Unintended distributional impacts: Concentration, and competition policy (with Steve W. Davies and Junjun Zhang) Original short paper CCP 22-01.
This paper contributes to the empirical landscape regarding the distributional impact of competition and competition policy. Employing a unique blend of data from the national survey of household expenditure and the UK business structure database, it uncovers three noteworthy findings. Firstly, it reveals that individuals with lower income levels tend to rely more heavily on product purchases and services from markets characterised by higher concentration, compared to their wealthier counterparts. Secondly, it identifies a significant negative correlation across products and services, linking the income elasticity of demand to the concentration of the industries that supply them. Thirdly, the paper sheds light on the impact of regulation and competition enforcement by competition agencies. Specifically, it demonstrates that regulated sectors or markets subject to competition enforcement measures have experienced reduced concentration, particularly benefiting consumers with lower incomes.
Cleaning up? The effect of quality contribution in Amazon’s attempted iRobot acquisition (with Junjun Zhang)

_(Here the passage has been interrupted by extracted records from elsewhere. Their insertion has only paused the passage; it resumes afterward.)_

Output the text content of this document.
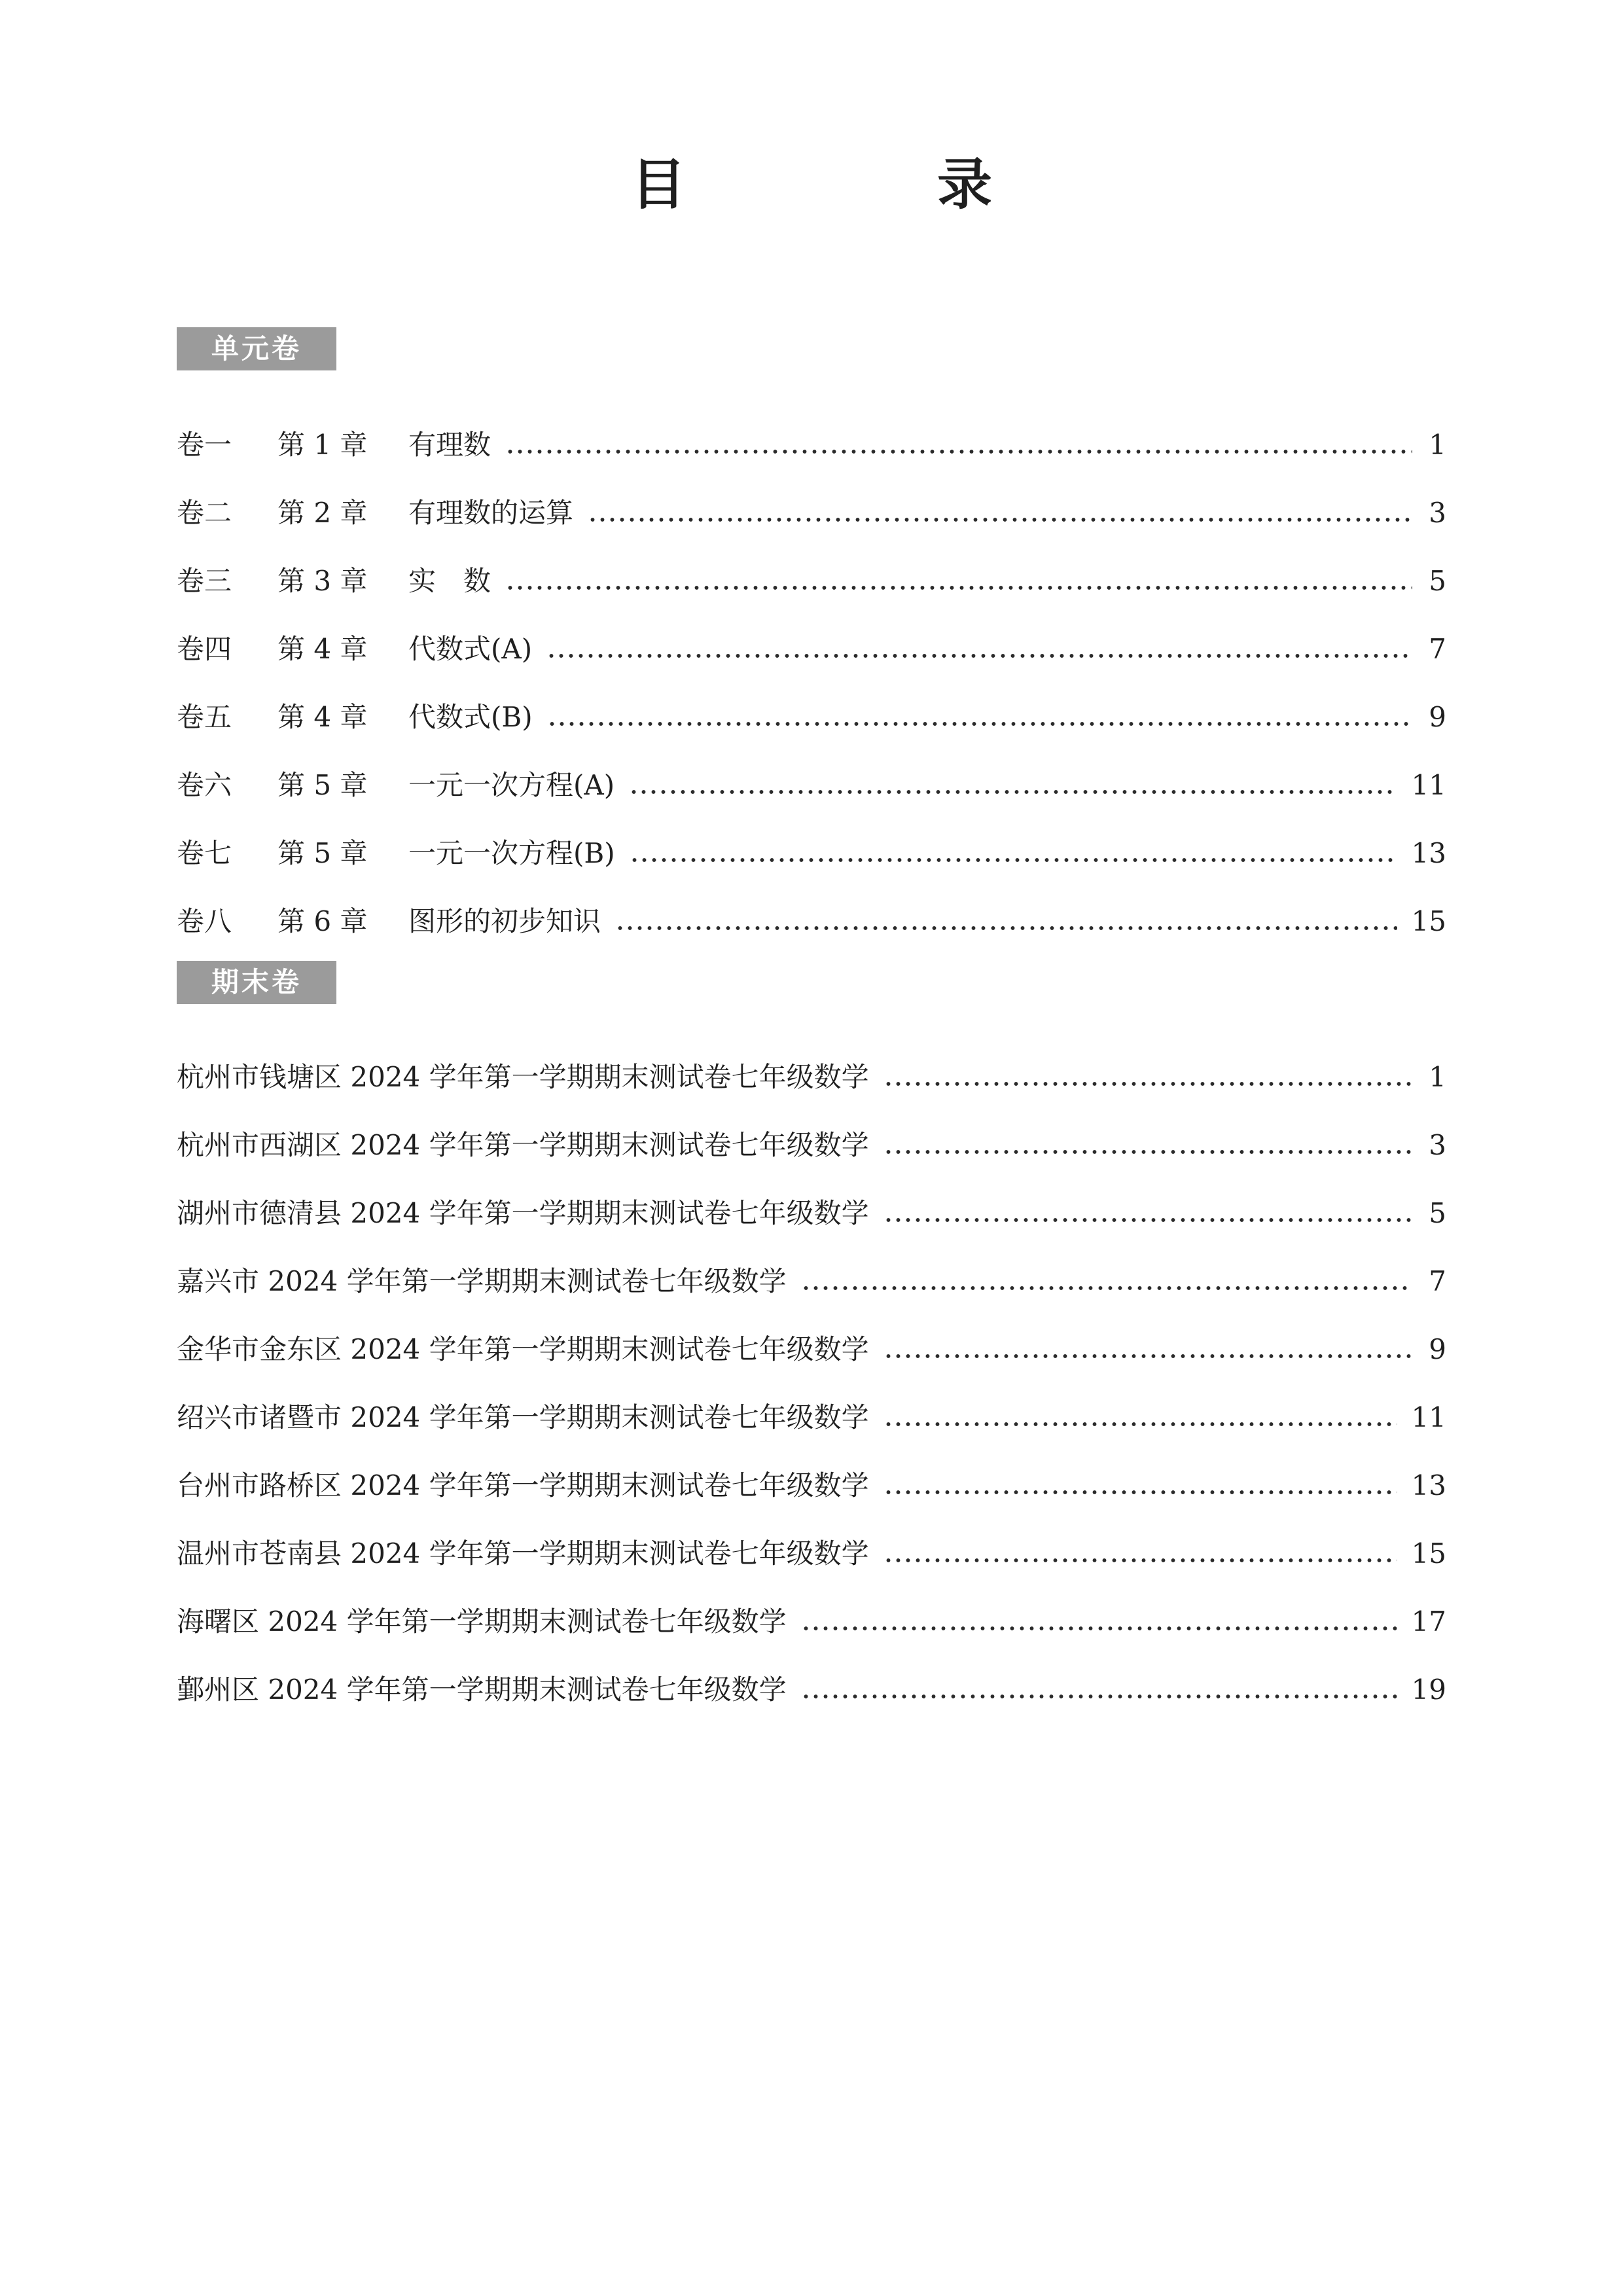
目　录
单元卷
卷一	第 1 章	有理数	1
卷二	第 2 章	有理数的运算	3
卷三	第 3 章	实　数	5
卷四	第 4 章	代数式(A)	7
卷五	第 4 章	代数式(B)	9
卷六	第 5 章	一元一次方程(A)	11
卷七	第 5 章	一元一次方程(B)	13
卷八	第 6 章	图形的初步知识	15
期末卷
杭州市钱塘区 2024 学年第一学期期末测试卷七年级数学	1
杭州市西湖区 2024 学年第一学期期末测试卷七年级数学	3
湖州市德清县 2024 学年第一学期期末测试卷七年级数学	5
嘉兴市 2024 学年第一学期期末测试卷七年级数学	7
金华市金东区 2024 学年第一学期期末测试卷七年级数学	9
绍兴市诸暨市 2024 学年第一学期期末测试卷七年级数学	11
台州市路桥区 2024 学年第一学期期末测试卷七年级数学	13
温州市苍南县 2024 学年第一学期期末测试卷七年级数学	15
海曙区 2024 学年第一学期期末测试卷七年级数学	17
鄞州区 2024 学年第一学期期末测试卷七年级数学	19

Amazon’s proposed acquisition of iRobot is analysed using an intuitive model of platform-driven quality allocation, demonstrating that platform ownership can amplify quality asymmetries - especially after acquiring a high-quality seller. Structural estimates based on US robotic vacuum data reveal that even modest, algorithmically driven boosts to iRobot’s ratings post-merger can substantially increase both firm and platform profits, as well as shift market shares. These findings underscore the competitive importance of algorithmic quality contributions and indicate that merger policy should also account these non-price effects in digital markets.
Non-price Effects of M&As in the App Market (with Michael Kummer and Junjun Zhang)
Using data from 8 million apps and 1.8 million developers on the USA Google Play Store (2015–2019), this study investigates the non-price effects of 1,387 mergers and acquisitions (M&As) involving US app developers from 2016 to 2017, addressing the growing interest in digital markets. The analysis shows that M&As reduce new app launches and purchases while also limiting app removals and sales, leading to a net decline in app variety. However, M&As increase app updates, indicating a strategic focus on enhancing the quality of existing products. Acquisitions drive a sharper decline in new launches compared to mergers, which show minimal impact. Horizontal M&As reduce app removals and sales, while non-horizontal M&As restrict market expansion by curbing new and purchased apps. These findings highlight distinct strategic differences between horizontal and non-horizontal M&As, underscoring the role of app substitutability and complementarity in shaping post-M&A outcomes.